Liberal Britain, not Little England
A post-Brexit Britain needs a foreign policy reset
The Shadow Foreign Secretary, David Lammy, recently accused Rishi Sunak of having a “little England mentality” in relation to British foreign policy and called for closer cooperation with China. At the other end of the spectrum, Liz Truss used a speech in Taiwan to call for an “economic NATO” to take on Beijing. This raises a fundamental question: is there a contradiction between taking a harsh stance on China and promoting a global Britain?
A classical liberal approach to international relations helps to break this false dichotomy. Its roots go back to Scottish Enlightenment thinkers such as David Hume and Adam Smith, who turns 300 this month. These thinkers provide a useful structure for how we should think about foreign policy in these increasingly challenging times. Smith emphasised that international order is about uncertainty, power, and violence, yet he also highlighted areas for international cooperation, which Smith argued was vital to ensure the best conditions for individual freedom to flourish.
All international politics is about human action. Therefore, one’s view on human nature is important, and classical liberals explain human behaviour by both reason and emotions, with the first never able to completely overrule the second. In Hume’s famous words: “reason is and ought to be the slave of the passions”. Given the human propensity to quarrel and fight, violence remains a permanent feature in world politics, however regrettable that may be. Schools of thought that attempt to deny or suppress this fact float dangerously close to utopianism.
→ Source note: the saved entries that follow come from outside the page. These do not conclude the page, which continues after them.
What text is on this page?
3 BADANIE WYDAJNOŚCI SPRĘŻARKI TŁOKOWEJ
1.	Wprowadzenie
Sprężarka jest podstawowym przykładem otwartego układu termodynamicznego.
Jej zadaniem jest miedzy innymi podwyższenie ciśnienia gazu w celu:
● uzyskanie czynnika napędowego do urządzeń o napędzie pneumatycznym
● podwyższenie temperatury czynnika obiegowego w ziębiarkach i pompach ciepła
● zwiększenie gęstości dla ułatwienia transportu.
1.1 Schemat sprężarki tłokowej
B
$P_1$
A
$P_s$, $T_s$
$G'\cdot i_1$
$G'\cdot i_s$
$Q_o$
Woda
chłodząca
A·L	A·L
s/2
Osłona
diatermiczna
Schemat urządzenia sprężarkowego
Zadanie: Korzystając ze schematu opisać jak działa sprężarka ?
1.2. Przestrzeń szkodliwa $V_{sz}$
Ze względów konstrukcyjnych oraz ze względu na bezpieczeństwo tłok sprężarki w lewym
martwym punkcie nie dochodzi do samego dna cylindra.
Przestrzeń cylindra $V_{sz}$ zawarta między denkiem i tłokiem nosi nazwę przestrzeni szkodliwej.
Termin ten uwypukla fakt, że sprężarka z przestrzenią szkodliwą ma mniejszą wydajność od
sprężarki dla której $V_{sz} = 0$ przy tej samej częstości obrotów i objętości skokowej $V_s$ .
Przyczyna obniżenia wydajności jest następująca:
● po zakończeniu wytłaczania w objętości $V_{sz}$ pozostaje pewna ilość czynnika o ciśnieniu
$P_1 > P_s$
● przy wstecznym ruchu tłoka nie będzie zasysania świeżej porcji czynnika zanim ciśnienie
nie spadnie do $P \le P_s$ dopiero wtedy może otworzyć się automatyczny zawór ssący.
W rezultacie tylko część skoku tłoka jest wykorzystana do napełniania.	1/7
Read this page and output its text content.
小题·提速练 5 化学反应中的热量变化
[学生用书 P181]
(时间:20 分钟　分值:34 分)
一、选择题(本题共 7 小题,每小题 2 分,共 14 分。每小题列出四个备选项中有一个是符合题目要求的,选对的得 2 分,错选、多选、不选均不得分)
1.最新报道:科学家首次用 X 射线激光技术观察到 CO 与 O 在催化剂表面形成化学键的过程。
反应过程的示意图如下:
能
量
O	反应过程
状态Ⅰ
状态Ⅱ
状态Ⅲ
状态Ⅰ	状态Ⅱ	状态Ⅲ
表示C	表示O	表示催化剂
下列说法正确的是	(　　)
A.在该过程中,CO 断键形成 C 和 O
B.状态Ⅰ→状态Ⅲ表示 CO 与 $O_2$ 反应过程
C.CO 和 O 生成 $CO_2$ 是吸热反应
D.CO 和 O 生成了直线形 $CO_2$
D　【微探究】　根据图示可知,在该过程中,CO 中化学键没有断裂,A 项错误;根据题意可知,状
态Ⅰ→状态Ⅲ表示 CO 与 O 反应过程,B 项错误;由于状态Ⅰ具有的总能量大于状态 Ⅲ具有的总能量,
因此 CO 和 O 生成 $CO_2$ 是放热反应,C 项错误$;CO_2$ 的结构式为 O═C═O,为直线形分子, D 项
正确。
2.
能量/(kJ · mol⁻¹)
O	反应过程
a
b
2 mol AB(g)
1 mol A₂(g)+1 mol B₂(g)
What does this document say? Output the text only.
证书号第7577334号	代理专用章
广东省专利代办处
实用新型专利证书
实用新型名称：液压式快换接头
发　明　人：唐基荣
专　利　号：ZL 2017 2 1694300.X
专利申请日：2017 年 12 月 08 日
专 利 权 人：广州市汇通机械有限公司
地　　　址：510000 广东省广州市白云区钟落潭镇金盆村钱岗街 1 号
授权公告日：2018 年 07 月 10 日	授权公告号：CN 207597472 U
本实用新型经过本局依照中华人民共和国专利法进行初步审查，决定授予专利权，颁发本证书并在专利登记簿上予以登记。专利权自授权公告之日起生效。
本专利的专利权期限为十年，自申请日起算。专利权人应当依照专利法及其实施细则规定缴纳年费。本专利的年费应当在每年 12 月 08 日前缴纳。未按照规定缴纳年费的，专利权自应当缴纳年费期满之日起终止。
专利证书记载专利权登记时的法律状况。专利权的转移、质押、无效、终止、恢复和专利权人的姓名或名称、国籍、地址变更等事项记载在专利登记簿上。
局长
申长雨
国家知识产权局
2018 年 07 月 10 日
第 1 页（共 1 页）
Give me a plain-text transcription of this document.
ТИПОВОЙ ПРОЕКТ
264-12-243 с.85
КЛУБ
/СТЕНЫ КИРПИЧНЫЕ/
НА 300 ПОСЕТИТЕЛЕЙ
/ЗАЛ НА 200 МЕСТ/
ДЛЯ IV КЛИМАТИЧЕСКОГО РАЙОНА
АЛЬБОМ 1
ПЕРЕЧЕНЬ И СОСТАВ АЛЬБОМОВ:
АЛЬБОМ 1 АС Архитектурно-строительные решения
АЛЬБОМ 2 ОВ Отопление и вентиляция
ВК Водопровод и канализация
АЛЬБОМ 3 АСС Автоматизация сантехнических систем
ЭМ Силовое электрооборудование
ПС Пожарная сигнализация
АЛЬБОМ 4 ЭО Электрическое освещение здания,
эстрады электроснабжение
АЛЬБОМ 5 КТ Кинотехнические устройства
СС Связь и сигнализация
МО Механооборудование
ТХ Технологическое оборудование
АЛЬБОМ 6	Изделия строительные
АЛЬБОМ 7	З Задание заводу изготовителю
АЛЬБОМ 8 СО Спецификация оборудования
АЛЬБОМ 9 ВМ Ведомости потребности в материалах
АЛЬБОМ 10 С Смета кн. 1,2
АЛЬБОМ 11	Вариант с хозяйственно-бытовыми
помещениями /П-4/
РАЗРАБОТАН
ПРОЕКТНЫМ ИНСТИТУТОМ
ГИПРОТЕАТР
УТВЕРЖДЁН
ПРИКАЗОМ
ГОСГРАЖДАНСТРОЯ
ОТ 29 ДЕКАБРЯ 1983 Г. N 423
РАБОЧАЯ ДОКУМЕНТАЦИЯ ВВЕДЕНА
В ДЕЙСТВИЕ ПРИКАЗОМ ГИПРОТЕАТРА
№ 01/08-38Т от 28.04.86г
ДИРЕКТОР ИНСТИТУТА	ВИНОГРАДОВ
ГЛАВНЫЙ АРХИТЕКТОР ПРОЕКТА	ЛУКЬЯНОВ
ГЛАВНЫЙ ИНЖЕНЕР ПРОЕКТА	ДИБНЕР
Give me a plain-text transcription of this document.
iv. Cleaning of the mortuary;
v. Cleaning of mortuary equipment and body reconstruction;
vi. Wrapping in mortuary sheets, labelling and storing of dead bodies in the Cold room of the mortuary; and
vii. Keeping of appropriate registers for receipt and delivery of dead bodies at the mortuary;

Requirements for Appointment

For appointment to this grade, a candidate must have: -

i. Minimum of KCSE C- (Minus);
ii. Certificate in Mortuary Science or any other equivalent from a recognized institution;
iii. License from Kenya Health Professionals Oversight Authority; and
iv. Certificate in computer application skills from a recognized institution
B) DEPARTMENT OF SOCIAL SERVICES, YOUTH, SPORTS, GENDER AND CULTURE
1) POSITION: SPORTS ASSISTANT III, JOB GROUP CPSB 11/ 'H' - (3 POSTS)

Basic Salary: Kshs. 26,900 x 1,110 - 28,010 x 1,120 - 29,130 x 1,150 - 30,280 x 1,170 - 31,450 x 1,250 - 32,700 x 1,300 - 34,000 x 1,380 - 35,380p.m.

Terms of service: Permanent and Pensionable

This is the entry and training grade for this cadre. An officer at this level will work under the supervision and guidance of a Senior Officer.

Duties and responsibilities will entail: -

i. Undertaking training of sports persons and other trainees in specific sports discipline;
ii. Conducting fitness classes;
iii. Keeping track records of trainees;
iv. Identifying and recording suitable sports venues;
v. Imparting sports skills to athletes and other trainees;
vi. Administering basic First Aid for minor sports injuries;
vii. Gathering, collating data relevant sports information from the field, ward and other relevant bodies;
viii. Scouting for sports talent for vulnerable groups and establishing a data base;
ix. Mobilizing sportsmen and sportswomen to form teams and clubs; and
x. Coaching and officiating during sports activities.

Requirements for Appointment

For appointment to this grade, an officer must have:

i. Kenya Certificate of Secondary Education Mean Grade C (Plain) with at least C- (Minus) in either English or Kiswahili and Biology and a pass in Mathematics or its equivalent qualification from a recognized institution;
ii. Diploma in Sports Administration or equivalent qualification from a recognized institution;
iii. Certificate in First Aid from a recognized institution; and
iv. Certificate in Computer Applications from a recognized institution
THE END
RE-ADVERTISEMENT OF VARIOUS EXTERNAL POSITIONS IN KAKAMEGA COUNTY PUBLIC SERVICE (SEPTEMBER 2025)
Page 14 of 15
There is also an undeniable emotional attachment between individuals and the nation. Smith warned against cosmopolitan fairy tales, believing that the nation was the outer layer one is emotionally tied to, besides family, friends, town, and region. “Love for your country” and “love for humankind” are two different things. While there is a tension between nation state and individual freedom within liberalism, pleas for grandiose supranational schemes, such as global federations or world society are senseless. International relations is and remains a matter of states.
This world of states is no paradise, but contrary to pessimistic voices, it is no Hobbesian war of all against all either. Although the possibility of conflict and war can never be ruled out, as the current war in Ukraine once again makes clear, through diplomacy, international treaties and agreements, alliances, spontaneous ordering mechanisms as the balance of power, and informal, non-governmental channels, a society of states is possible.
Adam Smith is famous for his pleas for free trade, and no doubt free trade is still the best policy for global economic development. Yet it does not have many political side effects. Trade neither increases the likelihood of war, nor does it foster peace, as the winding up of tensions between the economically interdependent United States and Peoples’ Republic of China shows. This is in stark contrast to the ideas of 19th century Manchester liberal Richard Cobden and his followers, who promoted the idea that economic interdependence between nations necessarily reduced the likelihood of war.
Classical liberals are fierce defenders of individual liberty, which means they are also worried about state power. How to reconcile the two? Basically, by limiting state power to a minimum, both in domestic and international politics. At the international level, there is only a need for a number of treaties and international law to deal with cross-border issues. A few current examples make this clear.
The past decades have seen the explosion of international legal obligations. As international law is made by unaccountable international organisations and trumps national law in most cases, this is a threat to individual freedom. There must be no taboo on withdrawing international treaties, including those that were clearly meant for other times and purposes, such as the 1951 United Nations Refugee Convention. In general, the United Nations can be a useful talking platform to settle disputes and deal with technical issues, but most of its daughter organisations like the World Health Organisation have developed into big state outfits, without a clear purpose.
The same must be said for the World Bank system, whose organisations have not contributed much to the growth of underdeveloped nations. Besides short-term emergency relief, the results of international governmental development aid are poor, if not completely counterproductive. As Lord Peter Bauer used to quip: “it is about taking money from the poor people in the rich countries and bringing it to the rich people in the poor countries”.
While the Conservatives generally have the better foreign policy arguments, the writings of Adam Smith and other classical liberals make clear that foreign policy is not only about states’ interests and short-term geopolitical strategy. Ultimately it must be about the best conditions for individual freedom to flourish, which demands a limited state at both the national and international level. Both Sunak and Lammy should consider this if they hope to re-establish a constructive foreign policy consensus in Westminster and take advantage of the foreign policy opportunities that Brexit provides.